Sie versuchte sich vorzustellen, wie sie in dieses Leben zurückkehrte. Doch das Einzige, was ihr bei dem Versuch in den Kopf drängte, war der Nachmittag, an dem ihre Mutter sie als Spionin rekrutiert hatte.
Ich brauche deine Hilfe. Das hatte sie gesagt. Keine Begrüßung, keine Vorbereitung. Dann hatte sie Erin offenbart, dass London eine Katastrophe bevorstand, die Millionen Menschen das Leben kosten konnte.
Wir müssen den Träger finden, und zwar ASAP, hatte Josephine an jenem Tag gesagt. Scheinbar hatte Diane ihren Ziehsohn bereits auf die Suche nach dem Träger geschickt, und Josephine wollte wissen, was er herausgefunden hatte.
Diane hat andere Netzwerke als wir. Und ihre Kinder haben womöglich Kontakte in der Welt der Nachtboten, auf die wir keinen Zugriff haben.
Josephine war überzeugt, dass Diane ihre Informationen nicht teilen würde.
Sie will den Träger retten, sagte sie zu Erin. Kannst du dir das vorstellen? Die ersten Opfer des Chaosverfalls liegen bereits auf unseren Obduktionstischen, und Diane will den Träger mit Samthandschuhen anfassen.

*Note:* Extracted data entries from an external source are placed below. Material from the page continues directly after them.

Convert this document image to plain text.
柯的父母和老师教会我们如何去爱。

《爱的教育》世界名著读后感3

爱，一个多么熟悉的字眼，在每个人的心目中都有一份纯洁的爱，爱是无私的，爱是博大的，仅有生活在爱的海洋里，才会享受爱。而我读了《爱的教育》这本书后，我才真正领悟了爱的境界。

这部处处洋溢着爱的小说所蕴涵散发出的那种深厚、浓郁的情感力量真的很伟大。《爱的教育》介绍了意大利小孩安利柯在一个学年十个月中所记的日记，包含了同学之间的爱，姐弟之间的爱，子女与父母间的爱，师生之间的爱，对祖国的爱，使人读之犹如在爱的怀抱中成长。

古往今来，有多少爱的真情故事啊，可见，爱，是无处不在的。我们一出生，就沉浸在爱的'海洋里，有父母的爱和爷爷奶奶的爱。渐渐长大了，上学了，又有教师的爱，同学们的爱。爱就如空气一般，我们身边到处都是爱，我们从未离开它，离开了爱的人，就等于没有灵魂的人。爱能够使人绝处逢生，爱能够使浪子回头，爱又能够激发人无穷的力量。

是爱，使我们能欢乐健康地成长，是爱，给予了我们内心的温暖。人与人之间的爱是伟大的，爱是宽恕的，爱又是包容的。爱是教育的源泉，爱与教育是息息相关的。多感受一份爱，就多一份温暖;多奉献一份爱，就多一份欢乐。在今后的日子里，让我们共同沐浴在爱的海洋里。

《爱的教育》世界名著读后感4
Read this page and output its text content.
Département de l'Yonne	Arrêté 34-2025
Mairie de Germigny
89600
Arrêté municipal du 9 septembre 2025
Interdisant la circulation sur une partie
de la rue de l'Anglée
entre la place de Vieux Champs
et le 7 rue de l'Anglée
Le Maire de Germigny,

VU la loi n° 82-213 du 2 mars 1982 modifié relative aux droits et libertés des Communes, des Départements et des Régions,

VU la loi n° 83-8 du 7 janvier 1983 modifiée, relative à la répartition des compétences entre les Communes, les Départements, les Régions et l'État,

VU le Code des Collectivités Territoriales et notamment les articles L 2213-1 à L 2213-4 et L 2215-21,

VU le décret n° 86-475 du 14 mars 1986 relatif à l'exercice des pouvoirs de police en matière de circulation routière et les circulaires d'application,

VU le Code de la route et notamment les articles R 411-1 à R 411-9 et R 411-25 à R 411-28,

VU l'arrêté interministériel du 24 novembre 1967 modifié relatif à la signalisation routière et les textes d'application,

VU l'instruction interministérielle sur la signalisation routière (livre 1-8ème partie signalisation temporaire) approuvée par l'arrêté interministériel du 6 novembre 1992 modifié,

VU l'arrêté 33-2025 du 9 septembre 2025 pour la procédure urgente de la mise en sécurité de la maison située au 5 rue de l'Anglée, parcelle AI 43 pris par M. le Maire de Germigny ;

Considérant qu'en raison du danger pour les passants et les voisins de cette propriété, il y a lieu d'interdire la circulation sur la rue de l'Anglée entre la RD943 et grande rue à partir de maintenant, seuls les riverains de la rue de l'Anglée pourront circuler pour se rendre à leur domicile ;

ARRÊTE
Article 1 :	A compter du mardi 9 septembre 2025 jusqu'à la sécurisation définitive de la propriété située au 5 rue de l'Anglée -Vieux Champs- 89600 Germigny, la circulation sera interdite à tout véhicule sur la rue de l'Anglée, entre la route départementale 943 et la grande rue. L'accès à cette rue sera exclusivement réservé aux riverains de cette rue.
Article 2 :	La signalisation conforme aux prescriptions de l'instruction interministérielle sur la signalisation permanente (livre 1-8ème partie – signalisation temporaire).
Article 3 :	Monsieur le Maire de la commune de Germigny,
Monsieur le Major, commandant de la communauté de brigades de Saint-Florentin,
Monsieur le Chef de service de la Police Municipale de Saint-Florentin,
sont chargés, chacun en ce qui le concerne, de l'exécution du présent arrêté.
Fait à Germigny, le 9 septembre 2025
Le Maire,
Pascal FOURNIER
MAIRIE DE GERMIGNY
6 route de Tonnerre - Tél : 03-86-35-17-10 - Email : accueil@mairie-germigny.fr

Und wenn du ihr sagst, was du mit ihm vorhast?, schlug Erin vor. Würde sie dir dann nicht helfen?
Sie wäre mit unseren Plänen nicht einverstanden, glaub mir. Und wenn sie herausfindet, dass ich ihr nachspioniere, wird sie alles daransetzen, ihn vor mir zu verstecken. Josephine schüttelte den Kopf. Nein, die beste Chance haben wir, wenn wir jemanden auf Dianes Schützling ansetzen, die scheinbar nichts vom Chaos und allem anderen weiß. Ihr Blick richtete sich auf Erin. Ich brauche jemanden, dem ich vertrauen kann. Jemand, der mir Bericht erstattet. Niemandem sonst.
Schon während des Gesprächs hatte sich Erin mit der Idee, jemanden zu bespitzeln, unwohl gefühlt. Abgesehen davon, dass sie keine Ahnung hatte, wie man so etwas richtig anstellte, brach ihr bereits bei der Vorstellung, einem Nachtboten derart nahe zu kommen, der kalte Schweiß aus. Aber sie konnte ihrer Mutter noch nie einen Gefallen abschlagen. Und zu einem Auftrag wie diesem konnte sie erst recht nicht nein sagen.
Wenn wir es richtig anstellen, so die Worte ihrer Mutter, dann unterbinden wir nicht nur die aktuelle Chaoswelle. Wir sorgen dafür, dass die Urkraft der Zerstörung nie wieder eine Bedrohung für die Menschheit darstellen wird.
Also sagte Erin ja.
Josephine wusste, wann James Harling nach London zurückkehren und wo er wohnen würde. Erin sollte sich in seine Nähe begeben, ihn beobachten und herausfinden, ob er Kontakt zu dem Träger aufnahm. Er selbst konnte es nicht sein, hatte Josephine Erin versichert. Während die ersten Londoner am Chaosverfall starben, hatte sich James im Ausland aufgehalten.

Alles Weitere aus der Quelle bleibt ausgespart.